Balet i symfonia na jednym albumie - czy to dobre połączenie?




Walery Gergiew daje mi osobiście powody zarówno do zachwytu jak i frustracji: te pierwsze się zdarzają stosunkowo rzadko, kiedy jego kreacje artystyczne budzą mój podziw i szczere uznanie, do drugich dochodzi niestety częściej w momentach rozczarowania z powodu nietrafionych decyzji interpretacyjnych czy repertuarowych. Omawiany tutaj album z arcydziełami Piotra Czajkowskiego łączy oba zjawiska.

Od dawna wyrażam zawód nad polityką programową Gergiewa. Kiedy w barwach wydawnictwa „własnego” Teatru Maryjskiego, skądinąd bardzo prężnie działającego, wydaje nowe albumy, można się spodziewać z reguły płyt powielające doskonale znane, a przede wszystkim przez niego samego już nagrane wcześniej pozycje. Nie inaczej jest tym razem: jaki jest sens sięgania ponownie po Dziadka do orzechów, nagranego prawie dokładnie przed dwiema dekadami i, co gorsze, łączenia go z IV Symfonią, którą z baletem nie łączy absolutnie nic poza faktem napisania przez tego samego autora? Symfonią zarejestrowaną przez dyrygenta na kompaktach co najmniej trzykrotnie? Chyba wyłącznie chęć zapełnienia krążka, jako że w odróżnieniu od wspomnianego wyżej dysku Philipsa, Dziadek nie mieści się już na jednym krążku, trwa nie 79 minut, lecz 84, co w przypadku Gergiewa należy uznać na postęp. Czyżby okres szalonych temp u niego minął?

Balet, nagrany w całości bez żadnych szkód dla samego dzieła, autora i słuchacza, wywiera na mnie pozytywne wrażenie, zarówno pod względem koncepcji kapelmistrza i sposobu jej realizacji przez Orkiestrę Teatru Maryjskiego. Słychać tu doświadczenie Gergiewa – człowieka sceny, znającego od podszewki nie tylko partyturę utworu, ale też potencja dzieła i umiejętnie podkreślającego momenty kluczowe – szczególnie ważne kulminacje i sceny Dziadka są imponujące. Zaprezentowana na omawianym albumie wizja artystów z Sankt Petersburga może się naprawdę podobać, choć konkurencja innych nagrań dostępnych na rynku jest przecież ogromna.

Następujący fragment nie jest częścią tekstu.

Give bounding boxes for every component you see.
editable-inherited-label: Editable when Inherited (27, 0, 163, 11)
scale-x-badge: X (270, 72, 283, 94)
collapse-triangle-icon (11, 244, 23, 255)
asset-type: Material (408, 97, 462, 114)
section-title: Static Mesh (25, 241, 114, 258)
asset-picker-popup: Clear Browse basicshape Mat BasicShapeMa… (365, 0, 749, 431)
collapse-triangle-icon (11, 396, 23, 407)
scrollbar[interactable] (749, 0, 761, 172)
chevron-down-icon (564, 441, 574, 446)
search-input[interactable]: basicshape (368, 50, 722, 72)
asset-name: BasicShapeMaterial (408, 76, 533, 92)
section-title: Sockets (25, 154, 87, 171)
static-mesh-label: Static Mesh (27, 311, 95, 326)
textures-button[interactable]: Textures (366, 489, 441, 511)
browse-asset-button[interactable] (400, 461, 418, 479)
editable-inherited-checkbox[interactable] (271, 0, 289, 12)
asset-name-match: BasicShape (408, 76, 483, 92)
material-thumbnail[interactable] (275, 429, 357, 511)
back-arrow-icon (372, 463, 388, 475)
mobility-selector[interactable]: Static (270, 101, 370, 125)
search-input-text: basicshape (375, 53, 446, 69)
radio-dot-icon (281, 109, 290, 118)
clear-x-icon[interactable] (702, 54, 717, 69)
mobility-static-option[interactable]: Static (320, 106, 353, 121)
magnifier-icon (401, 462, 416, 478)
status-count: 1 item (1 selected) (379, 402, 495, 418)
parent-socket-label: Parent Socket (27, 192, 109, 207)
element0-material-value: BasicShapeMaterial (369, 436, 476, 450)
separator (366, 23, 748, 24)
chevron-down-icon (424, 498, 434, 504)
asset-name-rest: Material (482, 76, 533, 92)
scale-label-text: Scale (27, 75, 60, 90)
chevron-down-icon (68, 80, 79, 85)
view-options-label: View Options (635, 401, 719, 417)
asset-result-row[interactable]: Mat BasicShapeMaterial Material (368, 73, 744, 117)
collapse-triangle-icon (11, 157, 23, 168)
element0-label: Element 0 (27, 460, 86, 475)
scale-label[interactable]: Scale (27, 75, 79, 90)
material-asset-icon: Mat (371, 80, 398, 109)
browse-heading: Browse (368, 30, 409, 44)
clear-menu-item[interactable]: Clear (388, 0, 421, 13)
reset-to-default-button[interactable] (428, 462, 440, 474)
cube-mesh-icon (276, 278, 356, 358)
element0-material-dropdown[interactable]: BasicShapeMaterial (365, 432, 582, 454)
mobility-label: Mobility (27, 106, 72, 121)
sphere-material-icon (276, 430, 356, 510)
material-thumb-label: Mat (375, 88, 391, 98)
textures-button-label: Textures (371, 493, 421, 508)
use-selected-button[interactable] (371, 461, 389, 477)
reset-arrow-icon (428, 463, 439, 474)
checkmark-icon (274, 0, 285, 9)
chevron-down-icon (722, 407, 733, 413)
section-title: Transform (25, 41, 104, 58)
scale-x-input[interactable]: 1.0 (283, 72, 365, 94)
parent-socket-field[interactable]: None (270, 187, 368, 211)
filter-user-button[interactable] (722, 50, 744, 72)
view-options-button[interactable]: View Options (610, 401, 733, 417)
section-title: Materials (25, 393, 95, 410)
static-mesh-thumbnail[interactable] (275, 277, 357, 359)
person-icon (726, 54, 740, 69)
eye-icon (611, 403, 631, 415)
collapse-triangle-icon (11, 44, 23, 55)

Jak się ma sprawa z IV Symfonią? Technicznie poprowadzona jest i wykonana po mistrzowsku, zaś szczególnie imponuje szerokie spektrum dynamiki: od najcichszego, lecz słyszalnego pianissimo, po potężne kulminacje potrójnego forte w zakończeniach części pierwszej i bombastycznego finału, wykonanego z niewątpliwym polotem, choć dyrygenta i orkiestrę w jego ostatnich taktach zdaje się ponosić temperament kosztem trzymania równego tempa. Słychać ponadto bogactwo partytury nie tylko w najważniejszych i doskonale znanych tematach, ale również w wątkach pobocznych, kontrapunktujących myśli główne – warto zwrócić uwagę chociażby na flet w ogniwie lirycznym, Andantino in modo di canzona, gdzie Gergiew bardzo ładnie pokazuje spokój i nostalgię, której nie zakłóca nawet żywszy, taneczny epizod w środku. Nie ulega też absolutnie najmniejszej wątpliwości rosyjski charakter muzyki, rosyjska dusza. Mimo wszystkich warsztatowych zalet, nie do końca przekonuje mnie prezentowana wizja Czwartej, kompozycji naprawdę zachwycającej, pod warunkiem, że weźmie ją na warsztat dyrygent doświadczony i przepełniony miłością do twórczości Czajkowskiego, taki jak np. Mścisław Rostropowicz w swoim wspaniałym nagraniu z Londyńskimi Filharmonikami z 1976 roku:

U Gergiewa tego gorącego uczucia niestety nie wyczuwam, za to nie mogę się pozbyć wrażenia, że rutyna bierze u niego górę przy pracy nad partyturami, które prowadził dziesiątki, jeśli nie więcej, razy. Oceniając zaprezentowaną na podwójnym albumie wizję IV Symfonii można odnotować pewien niedosyt inspiracji i nie przesłonią go wszystkie zalety wykonania, na które zwróci każdy uważny słuchacz we własnym zakresie. W przypadku Walerego Gergiewa pozostaje nadal niestety pytanie bez odpowiedzi: jak długo można w kółko grać jeden i ten sam repertuar? 


Paweł Chmielowski
(plytomaniak.blog@gmail.com)

Piotr Czajkowski
Dziadek do orzechów op.71, Symfonia nr 4, f-moll op.36
Orkiestra Teatru Maryjskiego • Walery Gergiew, dyrygent
Mariinsky MAR0593 • w.2016, n.2015 • 2 SACD, 129”02” ●●●●○○
Album został nadesłany do recenzji bezpośrednio przez wydawcę.
Polski dystrybutor tej wytwórni, który nie jest w ogóle zainteresowany współpracą z Płytomaniakiem i promowaniem swoich tytułów na blogu, nie przyczynił się w żaden sposób do ukazania się omówienia powyższego nagrania na stronie.